Bu olay çoğumuza, 3 Kasım 1996’da Susurluk’ta meydana gelen bir trafik kazası sonrasında ortaya saçılan devlet-mafya-siyaset ilişkilerinin başlığı olan Susurluk Çetesi olayını hatırlattı.
25 yıl önceki Susurluk Çetesi olayının baş aktörü dönemin İçişleri Bakanı Mehmet Ağar ve Polis Özel Harekat’ın kurucusu emekli albay Korkut Eken’in de içinde bulunduğu, yeni ortaya çıkan Yalıkavak Örgütü meselesini Susurluk’la birlikte değerlendiriyoruz.
Ama devletin zaman içinde çeteleşemesinin, ihtiyaç duydukça yasa dışına çıkmasının asıl nedeninin, rantı ya da erki paylaşmanın ötesinde, rejime biat edilmesini sağlamak amaçlı ortaya çıktığı gerçeğine pek değinmiyoruz.
Oysa bu anlamda devletin, özellikle Kürt meselesinde zorlandığı her zaman hep bu yola başvurduğunu biliyoruz.
Susurluk Çetesi’nde de asıl hedef, Kürt meselesini zor kullanarak ve hukuk dışı yollarla çözme çabası oluşturuyordu.
Susurluk’ta parçalanan otomobilden tek sağ kurtulan DYP Milletvekili Sedat Bucak’ın, Siverek’te çok büyük bir aşiretin reisi olarak, aynı zamanda devletin desteklediği bir korucubaşı olduğunu hatırlatalım. Bucak, devletin verdiği silahlar ve sağladığı büyük mali destekle PKK’ye karşı savaşan, bugünkü deyimiyle tam bir ‘savaş lordu’ydu.

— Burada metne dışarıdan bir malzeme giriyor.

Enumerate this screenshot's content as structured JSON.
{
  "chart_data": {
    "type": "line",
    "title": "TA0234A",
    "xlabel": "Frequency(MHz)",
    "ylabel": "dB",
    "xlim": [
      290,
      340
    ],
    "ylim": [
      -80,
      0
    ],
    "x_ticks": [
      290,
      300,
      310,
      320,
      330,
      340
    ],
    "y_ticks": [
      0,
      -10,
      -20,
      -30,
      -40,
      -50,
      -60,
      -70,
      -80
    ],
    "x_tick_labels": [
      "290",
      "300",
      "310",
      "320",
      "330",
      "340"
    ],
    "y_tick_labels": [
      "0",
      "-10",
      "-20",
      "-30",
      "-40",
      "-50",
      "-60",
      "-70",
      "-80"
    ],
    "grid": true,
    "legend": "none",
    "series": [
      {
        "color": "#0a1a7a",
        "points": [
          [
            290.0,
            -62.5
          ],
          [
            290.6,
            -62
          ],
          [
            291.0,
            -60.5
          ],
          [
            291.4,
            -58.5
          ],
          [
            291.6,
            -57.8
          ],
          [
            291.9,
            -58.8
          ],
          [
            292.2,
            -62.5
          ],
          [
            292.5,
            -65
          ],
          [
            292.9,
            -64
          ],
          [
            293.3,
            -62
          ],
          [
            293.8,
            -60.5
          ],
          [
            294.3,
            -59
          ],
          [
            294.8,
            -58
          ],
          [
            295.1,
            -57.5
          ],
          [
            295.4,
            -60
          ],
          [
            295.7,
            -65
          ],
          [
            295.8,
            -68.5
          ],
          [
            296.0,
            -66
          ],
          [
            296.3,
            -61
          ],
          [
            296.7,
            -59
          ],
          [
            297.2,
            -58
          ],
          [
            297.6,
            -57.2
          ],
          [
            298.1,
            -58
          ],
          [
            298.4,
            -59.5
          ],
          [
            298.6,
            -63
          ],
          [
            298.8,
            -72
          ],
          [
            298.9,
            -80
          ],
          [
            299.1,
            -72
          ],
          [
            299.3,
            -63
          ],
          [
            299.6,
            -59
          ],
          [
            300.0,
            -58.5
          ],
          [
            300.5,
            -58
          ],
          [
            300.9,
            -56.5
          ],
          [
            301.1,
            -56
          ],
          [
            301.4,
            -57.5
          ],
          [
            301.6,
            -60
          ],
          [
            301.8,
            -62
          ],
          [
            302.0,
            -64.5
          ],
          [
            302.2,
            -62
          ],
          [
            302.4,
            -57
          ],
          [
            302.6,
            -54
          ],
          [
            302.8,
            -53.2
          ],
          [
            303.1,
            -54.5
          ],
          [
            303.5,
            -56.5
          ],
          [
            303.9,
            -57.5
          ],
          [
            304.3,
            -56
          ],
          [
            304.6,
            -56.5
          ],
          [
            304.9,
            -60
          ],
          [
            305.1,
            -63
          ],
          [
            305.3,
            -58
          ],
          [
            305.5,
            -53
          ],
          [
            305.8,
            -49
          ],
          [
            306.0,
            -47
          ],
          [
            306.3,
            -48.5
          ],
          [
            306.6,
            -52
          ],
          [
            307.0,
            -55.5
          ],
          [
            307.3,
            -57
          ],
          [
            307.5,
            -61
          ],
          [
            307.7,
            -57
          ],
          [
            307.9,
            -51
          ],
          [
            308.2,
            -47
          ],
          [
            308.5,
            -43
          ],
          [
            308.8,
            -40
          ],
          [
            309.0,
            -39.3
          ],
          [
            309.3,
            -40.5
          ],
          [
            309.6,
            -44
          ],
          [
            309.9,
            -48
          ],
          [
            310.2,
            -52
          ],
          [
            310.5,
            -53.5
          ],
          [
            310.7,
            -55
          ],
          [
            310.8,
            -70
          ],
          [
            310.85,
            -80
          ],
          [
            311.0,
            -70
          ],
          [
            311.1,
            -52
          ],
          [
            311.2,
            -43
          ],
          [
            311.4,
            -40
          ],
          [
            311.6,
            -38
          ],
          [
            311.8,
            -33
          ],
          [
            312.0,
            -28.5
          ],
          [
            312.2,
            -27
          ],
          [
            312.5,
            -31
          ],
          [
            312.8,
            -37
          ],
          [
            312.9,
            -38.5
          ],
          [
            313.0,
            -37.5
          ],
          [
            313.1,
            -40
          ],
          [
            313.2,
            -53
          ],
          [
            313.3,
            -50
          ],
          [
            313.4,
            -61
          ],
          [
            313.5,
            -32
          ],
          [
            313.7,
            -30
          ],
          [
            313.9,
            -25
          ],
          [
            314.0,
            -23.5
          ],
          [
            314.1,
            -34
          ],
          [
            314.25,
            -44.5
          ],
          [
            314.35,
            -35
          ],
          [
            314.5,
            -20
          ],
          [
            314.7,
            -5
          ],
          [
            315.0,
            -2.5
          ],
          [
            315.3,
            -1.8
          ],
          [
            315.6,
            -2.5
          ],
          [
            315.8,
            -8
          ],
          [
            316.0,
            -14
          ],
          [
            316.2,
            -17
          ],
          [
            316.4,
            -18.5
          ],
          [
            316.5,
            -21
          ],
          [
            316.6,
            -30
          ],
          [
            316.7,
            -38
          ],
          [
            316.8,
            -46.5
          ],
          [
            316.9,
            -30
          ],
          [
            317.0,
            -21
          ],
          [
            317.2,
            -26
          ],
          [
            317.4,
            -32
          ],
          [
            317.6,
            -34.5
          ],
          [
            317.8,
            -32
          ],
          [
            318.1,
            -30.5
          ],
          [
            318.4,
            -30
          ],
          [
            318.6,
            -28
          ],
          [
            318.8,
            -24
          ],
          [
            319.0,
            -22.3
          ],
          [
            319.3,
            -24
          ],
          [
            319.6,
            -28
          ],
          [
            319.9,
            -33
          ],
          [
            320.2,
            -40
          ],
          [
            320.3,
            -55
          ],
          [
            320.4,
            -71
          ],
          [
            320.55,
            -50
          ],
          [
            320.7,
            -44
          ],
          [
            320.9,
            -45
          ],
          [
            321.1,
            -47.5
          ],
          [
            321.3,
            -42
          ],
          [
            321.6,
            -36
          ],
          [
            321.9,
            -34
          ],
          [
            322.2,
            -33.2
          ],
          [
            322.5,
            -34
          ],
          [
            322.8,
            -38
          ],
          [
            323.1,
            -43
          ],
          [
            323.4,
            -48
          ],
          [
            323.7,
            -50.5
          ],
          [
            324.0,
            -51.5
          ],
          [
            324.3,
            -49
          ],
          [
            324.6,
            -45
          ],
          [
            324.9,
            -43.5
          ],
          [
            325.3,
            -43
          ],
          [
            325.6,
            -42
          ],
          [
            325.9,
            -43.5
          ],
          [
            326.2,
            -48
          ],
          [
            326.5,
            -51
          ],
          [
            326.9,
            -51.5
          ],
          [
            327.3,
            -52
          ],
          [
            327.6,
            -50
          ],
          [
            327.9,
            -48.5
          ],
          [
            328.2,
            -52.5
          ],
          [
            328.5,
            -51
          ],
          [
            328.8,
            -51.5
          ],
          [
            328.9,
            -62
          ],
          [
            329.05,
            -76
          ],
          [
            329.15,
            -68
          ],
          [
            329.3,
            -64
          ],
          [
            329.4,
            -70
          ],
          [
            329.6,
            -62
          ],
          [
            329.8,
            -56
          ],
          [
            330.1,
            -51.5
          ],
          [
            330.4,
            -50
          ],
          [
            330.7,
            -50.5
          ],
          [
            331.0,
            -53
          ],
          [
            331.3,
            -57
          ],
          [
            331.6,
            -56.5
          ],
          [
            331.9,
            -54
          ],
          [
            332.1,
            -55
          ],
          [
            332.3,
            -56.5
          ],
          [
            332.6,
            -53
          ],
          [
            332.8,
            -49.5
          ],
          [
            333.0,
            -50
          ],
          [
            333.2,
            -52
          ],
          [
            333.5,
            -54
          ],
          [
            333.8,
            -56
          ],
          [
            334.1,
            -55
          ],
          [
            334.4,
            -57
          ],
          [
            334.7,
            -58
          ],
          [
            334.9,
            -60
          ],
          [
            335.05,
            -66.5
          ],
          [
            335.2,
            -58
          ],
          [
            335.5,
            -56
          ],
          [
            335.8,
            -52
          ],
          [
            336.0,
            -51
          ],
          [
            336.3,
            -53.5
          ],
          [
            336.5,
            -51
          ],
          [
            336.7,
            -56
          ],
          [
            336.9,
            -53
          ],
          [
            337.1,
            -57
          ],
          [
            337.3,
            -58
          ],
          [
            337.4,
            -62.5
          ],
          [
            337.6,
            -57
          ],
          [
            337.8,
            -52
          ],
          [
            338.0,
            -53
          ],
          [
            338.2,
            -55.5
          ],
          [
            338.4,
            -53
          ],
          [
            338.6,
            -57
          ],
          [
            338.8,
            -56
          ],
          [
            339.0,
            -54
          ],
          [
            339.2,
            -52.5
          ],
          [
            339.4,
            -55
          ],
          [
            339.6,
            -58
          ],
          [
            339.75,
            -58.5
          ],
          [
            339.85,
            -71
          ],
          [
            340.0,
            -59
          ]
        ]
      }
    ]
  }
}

KÜRT BÖLGELERİNDE ORTAYA ÇIKAN ÇETELER VE JİTEM
Değişik zamanlarda Kürt bölgelerinde ortaya çıkan Yüksekova Çetesi gibi asker ve sivil devlet görevlilerinin oluşturduğu yerel çeteler de vardı. Ayrıca, Kürt illerinde dehşet saçan ve bir cinayet şebekesi gibi çalışan JİTEM’i (Jandarma İstihbarat ve Terörle Mücadele) de unutmayalım.
Jandarma Genel Komutanlığı'nın kendi inisiyatifiyle kurulan ve terörle mücadele kapsamında faaliyet yürüttüğü söylenen bir örgüt JİTEM…
Asker üyeleri hakkında, işlenen yüzlerce hatta binlerce cinayet için birçok dava açıldığı halde bugün dahi devlet resmen bu örgütün varlığını kabullenmiş değil.
İşte bütün çetelerin ve çeteleşen devlet güçlerinin faaliyetlerinin tek bir amacı vardı, Kürt meselesini hukuk dışı, insanlık dışı yol ve yöntemleri de kullanarak çözmek…
Özellikle 90’lı yıllarda bu amaçla her yol deneniyordu. Her yol meşruydu!
Bunların başında PKK’yle savaş gerekçesiyle köylerin yakılması geliyordu.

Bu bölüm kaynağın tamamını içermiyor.